For all these reasons and many more, it is difficult for one to put an exact number to victims of human trafficking.
He said that the European statistical office Eurostat in 2015 recorded that 30,146 persons were identified as victims of trafficking in EU countries between 2010 and 2012. The majority – 66 per cent – were victims of sexual exploitation, 20 per cent victims of exploitation, and the rest were victims of other forms of exploitation, such as forced begging, forced marriages, coercion to criminal activities, etc. During the same period, more than 1,000 children were trafficked and sexually exploited, he said. Of the total number of victims reported, 65 per cent were EU citizens.
“In Cyprus, statistics in the three-year period between 2016 to 2018 are also indicative of the spread of the phenomenon,” he said, adding that 108 persons were identified as victims of human trafficking, while 58 criminal cases were filed. These cases concerned 75 suspects, 51 men and 24 women.
“But European and international organisations dealing with human trafficking admit that these numbers are the ‘tip of the iceberg’”, he said, since a large number of cases never comes to the attention of the competent authorities.

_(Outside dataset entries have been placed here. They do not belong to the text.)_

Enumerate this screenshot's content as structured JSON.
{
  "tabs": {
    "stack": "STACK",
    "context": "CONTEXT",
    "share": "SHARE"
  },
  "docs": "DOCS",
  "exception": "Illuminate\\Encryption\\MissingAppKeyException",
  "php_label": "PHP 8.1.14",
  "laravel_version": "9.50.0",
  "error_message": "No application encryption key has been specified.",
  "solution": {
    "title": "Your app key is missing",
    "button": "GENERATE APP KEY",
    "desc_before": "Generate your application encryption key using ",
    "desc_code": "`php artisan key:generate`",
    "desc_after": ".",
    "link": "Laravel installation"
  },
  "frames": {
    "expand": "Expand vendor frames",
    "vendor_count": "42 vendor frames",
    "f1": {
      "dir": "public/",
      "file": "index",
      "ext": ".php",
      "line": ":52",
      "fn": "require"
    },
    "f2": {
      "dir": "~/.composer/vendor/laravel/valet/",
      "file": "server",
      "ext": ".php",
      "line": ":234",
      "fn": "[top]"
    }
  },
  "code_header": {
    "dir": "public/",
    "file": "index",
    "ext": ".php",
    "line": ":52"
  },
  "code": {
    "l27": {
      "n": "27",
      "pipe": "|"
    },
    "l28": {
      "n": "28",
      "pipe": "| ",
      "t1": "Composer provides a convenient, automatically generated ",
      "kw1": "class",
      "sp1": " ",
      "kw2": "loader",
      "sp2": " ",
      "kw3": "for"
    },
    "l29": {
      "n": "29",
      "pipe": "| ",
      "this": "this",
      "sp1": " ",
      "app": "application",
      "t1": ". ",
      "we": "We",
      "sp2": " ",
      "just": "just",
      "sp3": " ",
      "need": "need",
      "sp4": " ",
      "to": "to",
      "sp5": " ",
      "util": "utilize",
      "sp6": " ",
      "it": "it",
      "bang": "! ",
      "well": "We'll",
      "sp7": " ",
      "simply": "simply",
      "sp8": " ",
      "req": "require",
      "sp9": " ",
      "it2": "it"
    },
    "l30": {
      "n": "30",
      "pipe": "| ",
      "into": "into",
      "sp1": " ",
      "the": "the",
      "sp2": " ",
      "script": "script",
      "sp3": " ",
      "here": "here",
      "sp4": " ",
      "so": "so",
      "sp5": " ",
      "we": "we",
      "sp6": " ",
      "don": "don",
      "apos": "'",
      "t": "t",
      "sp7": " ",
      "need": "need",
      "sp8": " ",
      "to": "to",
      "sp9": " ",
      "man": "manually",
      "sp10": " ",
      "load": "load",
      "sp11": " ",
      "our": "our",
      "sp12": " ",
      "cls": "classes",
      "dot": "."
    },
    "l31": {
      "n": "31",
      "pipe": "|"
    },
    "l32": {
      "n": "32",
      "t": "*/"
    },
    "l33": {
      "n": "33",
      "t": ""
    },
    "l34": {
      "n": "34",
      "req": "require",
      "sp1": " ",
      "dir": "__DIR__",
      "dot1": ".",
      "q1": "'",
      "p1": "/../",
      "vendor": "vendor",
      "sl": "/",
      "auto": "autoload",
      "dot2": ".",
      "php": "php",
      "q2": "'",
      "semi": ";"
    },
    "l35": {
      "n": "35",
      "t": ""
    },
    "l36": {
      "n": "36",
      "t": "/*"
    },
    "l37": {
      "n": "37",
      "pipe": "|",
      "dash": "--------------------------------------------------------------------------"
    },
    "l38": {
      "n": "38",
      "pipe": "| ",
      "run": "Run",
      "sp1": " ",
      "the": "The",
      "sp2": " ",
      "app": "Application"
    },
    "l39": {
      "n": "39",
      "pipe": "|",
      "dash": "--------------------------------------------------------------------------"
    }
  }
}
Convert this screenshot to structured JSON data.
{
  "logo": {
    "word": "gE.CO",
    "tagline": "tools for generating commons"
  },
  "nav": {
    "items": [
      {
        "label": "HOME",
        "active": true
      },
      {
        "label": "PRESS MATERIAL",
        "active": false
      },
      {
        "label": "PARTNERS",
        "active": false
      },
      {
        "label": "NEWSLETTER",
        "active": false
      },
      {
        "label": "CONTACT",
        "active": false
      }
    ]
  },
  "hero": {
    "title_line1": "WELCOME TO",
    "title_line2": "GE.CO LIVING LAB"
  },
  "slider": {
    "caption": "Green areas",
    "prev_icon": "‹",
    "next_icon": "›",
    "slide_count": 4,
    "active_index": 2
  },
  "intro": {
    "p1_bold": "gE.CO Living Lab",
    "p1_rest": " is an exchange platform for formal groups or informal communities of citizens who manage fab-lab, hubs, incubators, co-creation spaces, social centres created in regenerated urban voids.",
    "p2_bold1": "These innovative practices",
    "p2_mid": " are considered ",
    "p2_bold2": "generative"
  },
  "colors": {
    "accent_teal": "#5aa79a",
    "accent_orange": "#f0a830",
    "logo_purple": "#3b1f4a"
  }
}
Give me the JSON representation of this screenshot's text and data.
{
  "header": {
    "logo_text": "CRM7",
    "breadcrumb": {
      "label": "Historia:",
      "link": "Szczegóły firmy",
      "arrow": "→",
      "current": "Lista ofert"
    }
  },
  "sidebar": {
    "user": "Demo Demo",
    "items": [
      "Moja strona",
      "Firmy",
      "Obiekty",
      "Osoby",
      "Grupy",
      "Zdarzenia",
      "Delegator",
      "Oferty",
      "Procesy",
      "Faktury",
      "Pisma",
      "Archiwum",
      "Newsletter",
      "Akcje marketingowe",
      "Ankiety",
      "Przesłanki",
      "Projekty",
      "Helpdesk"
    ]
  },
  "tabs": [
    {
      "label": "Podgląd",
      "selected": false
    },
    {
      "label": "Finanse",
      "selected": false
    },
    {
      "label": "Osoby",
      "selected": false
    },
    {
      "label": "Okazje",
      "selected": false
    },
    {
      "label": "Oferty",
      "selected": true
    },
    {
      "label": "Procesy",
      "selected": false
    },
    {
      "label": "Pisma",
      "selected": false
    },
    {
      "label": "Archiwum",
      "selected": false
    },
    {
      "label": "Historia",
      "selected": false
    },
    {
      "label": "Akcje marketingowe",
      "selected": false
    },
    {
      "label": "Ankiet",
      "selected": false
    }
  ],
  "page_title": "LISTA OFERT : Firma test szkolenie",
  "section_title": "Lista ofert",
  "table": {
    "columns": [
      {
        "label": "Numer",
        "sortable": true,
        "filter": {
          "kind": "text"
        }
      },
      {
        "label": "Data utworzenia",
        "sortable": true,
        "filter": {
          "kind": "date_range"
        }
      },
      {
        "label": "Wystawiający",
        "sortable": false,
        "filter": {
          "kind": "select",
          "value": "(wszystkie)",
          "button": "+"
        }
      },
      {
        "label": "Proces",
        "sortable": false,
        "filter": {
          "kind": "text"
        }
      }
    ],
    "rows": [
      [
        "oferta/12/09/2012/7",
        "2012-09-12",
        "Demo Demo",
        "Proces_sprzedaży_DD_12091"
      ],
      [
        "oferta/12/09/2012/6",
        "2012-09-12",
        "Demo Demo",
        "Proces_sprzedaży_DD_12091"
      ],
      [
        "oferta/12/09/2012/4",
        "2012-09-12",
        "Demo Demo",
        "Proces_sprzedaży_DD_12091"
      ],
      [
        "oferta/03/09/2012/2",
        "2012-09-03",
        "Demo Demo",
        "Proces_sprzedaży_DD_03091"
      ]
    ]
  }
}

According to the 2019 Trafficking in Persons Report by the US State Department, Cyprus identified 31 victims last year; 21 victims of sex trafficking, eight victims of both sex trafficking and forced labour, and two victims of forced labour. Among the victims was one male. The government also identified five victims of forced marriage.
Victims identified in Cyprus in 2018 according to the report were from Bulgaria, Cameroon, China, Cyprus, Ethiopia, Gambia, India, Latvia, Moldova, Ukraine, Nigeria, Romania, Russia, Uzbekistan and Vietnam.
Thoma said that the EU, recognising the extent of the problem, strives to contribute both to preventing and combating human trafficking through legislation, and a number of other actions and programmes.
“It is also of paramount importance to mention that within the European Union there is institutionalised police cooperation between states,” he said, concerning a common strategy, direct exchange of information, operational cooperation and supporting members through funding, training, research and innovative applications.
Thoma said that everything decided at European level at this front directly affects Cyprus.
To sum up, he said, it is easy to see how the EU plays a crucial role in preventing and combating human trafficking both with coordinating-background work and with the active involvement of its various organisations in real time in the “battlefield”.